Unfortunately, along with the bullshit coming out of the mouths of McLaren and Lydon/Rotten, an unusual style was chosen for the interview sequences: the band members are shown in shadow, like witnesses on Unsolved Mysteries who agree to be filmed only if they can’t be identified. (And why does Malcolm McLaren have a black beach ball over his head? Did the viewer just become a nonconsenting part of someone’s fetish?) Except we already know who they are! And for most of the film, different people just talk over other footage, so you don’t know who is talking anyway unless it’s Lydon, whose voice is unmistakable. So I guess it’s better for me that I wasn’t watching this movie to see a band I liked. I think that maybe I liked this more because I don’t know much about the subject. To me, it’s just a kaleidoscopic viewing experience with an underlying current of dread. And dread is something I cared very much about when I was watching this on repeat.

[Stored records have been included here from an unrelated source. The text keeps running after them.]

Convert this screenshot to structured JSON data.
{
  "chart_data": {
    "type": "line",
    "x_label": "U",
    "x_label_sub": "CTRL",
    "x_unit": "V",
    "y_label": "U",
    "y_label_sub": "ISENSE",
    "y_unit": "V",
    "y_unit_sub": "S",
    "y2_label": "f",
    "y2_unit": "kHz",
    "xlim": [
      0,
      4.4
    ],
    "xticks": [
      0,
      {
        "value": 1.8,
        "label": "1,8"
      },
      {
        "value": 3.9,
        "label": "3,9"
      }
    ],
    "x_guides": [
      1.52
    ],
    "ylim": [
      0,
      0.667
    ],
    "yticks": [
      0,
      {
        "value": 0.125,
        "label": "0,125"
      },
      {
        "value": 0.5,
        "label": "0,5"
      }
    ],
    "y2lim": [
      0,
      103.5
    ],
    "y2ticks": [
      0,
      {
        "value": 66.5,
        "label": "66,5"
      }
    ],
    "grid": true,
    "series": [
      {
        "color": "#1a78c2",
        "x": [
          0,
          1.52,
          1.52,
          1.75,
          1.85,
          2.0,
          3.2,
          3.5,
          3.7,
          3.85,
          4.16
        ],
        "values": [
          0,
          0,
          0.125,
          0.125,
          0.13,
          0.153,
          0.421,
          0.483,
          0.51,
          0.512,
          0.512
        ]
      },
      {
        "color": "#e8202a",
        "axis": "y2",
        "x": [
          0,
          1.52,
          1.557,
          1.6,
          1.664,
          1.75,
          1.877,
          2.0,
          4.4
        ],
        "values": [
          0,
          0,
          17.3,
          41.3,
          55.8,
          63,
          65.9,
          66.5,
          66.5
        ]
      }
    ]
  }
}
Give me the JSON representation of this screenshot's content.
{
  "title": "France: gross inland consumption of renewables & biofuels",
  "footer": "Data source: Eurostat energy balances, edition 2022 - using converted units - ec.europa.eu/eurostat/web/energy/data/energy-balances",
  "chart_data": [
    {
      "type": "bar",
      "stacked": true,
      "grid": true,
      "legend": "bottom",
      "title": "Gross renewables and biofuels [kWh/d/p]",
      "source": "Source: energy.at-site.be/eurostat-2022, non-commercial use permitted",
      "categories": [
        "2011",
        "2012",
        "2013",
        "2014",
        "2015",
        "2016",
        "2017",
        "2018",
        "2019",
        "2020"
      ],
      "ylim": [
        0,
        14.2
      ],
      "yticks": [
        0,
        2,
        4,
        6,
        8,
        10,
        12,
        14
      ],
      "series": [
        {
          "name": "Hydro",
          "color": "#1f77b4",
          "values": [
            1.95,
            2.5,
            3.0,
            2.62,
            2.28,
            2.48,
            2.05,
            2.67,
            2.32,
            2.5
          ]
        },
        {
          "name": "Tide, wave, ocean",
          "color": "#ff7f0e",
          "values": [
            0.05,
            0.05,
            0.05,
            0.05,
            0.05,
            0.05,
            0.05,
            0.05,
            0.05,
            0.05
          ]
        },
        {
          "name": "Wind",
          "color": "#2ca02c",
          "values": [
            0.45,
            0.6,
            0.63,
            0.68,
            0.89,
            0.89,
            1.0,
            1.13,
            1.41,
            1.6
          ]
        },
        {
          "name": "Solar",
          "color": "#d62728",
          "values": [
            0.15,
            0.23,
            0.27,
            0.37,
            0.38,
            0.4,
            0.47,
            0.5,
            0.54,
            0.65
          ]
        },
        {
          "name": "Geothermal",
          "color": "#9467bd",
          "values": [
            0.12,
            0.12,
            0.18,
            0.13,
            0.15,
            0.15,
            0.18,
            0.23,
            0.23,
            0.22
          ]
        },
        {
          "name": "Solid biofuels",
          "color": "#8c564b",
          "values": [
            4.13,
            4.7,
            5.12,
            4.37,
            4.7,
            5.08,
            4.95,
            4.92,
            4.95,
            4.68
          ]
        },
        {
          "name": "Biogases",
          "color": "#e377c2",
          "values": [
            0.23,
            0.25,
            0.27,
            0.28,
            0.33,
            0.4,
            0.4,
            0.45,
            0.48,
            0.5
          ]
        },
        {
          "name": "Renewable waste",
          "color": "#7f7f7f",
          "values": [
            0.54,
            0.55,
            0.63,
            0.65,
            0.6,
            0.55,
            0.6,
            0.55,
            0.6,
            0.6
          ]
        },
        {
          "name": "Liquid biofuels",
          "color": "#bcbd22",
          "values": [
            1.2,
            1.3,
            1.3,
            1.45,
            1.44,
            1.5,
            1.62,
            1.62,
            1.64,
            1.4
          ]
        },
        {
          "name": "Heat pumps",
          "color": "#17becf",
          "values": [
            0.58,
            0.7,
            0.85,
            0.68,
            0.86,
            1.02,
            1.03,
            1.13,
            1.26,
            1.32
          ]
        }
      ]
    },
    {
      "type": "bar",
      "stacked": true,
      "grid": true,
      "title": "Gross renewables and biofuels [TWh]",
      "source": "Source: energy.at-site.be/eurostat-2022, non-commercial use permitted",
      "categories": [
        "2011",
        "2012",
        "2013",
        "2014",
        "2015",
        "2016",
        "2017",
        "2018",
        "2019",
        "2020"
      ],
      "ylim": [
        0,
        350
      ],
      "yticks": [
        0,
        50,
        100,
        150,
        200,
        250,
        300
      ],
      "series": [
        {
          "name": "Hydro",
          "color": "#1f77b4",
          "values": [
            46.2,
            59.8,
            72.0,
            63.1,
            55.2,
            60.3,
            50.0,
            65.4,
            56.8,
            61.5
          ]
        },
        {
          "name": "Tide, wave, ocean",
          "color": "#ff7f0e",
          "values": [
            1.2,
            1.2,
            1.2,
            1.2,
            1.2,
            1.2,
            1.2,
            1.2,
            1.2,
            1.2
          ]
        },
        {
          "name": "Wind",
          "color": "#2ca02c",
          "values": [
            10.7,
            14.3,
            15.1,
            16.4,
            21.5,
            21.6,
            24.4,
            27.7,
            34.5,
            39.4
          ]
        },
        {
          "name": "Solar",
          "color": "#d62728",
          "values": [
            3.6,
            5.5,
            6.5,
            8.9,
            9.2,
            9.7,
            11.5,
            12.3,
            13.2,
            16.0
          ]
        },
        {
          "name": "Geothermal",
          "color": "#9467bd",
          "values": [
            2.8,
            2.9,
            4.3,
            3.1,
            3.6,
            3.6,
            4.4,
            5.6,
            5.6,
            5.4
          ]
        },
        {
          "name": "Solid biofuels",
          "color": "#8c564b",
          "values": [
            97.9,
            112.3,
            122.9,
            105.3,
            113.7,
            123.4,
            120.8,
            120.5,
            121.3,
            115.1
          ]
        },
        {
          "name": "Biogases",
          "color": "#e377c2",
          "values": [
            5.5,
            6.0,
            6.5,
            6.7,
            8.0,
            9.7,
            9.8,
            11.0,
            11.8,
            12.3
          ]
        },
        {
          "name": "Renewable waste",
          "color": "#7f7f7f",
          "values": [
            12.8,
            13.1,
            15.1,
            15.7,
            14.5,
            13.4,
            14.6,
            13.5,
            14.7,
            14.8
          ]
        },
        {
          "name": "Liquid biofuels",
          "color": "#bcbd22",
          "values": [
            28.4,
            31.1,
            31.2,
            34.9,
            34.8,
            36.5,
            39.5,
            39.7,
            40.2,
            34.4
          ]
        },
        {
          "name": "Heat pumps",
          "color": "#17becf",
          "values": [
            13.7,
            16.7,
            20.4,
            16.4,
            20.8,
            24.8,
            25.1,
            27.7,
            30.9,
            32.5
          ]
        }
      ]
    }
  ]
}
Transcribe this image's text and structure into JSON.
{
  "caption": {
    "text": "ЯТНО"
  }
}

I will say this for Lydon and company, I think the most honest they were here was when they admitted that they started a band because there were no jobs in England at the time, and otherwise they felt they had no future. Seeing the clips of the garbage strike and the riots of the time, it’s understandable that young men would do anything to rise above that sort of poverty. But that sentiment clashes with a guy on a microphone screaming about how he doesn’t care about anything. I’ve never believed that punks don’t care about anything. When you don’t care, you don’t bother yelling about it. If anything, they care too much, and that’s what makes punk in general, and the Sex Pistols in particular, so fascinating.

The 70s footage includes shots of notable people who attended Sex Pistols’ shows, including Billy Idol. Isn’t it ironic how he named himself Billy Idol as a parody of rock stars, and then became a rock star himself? People really win on MTV!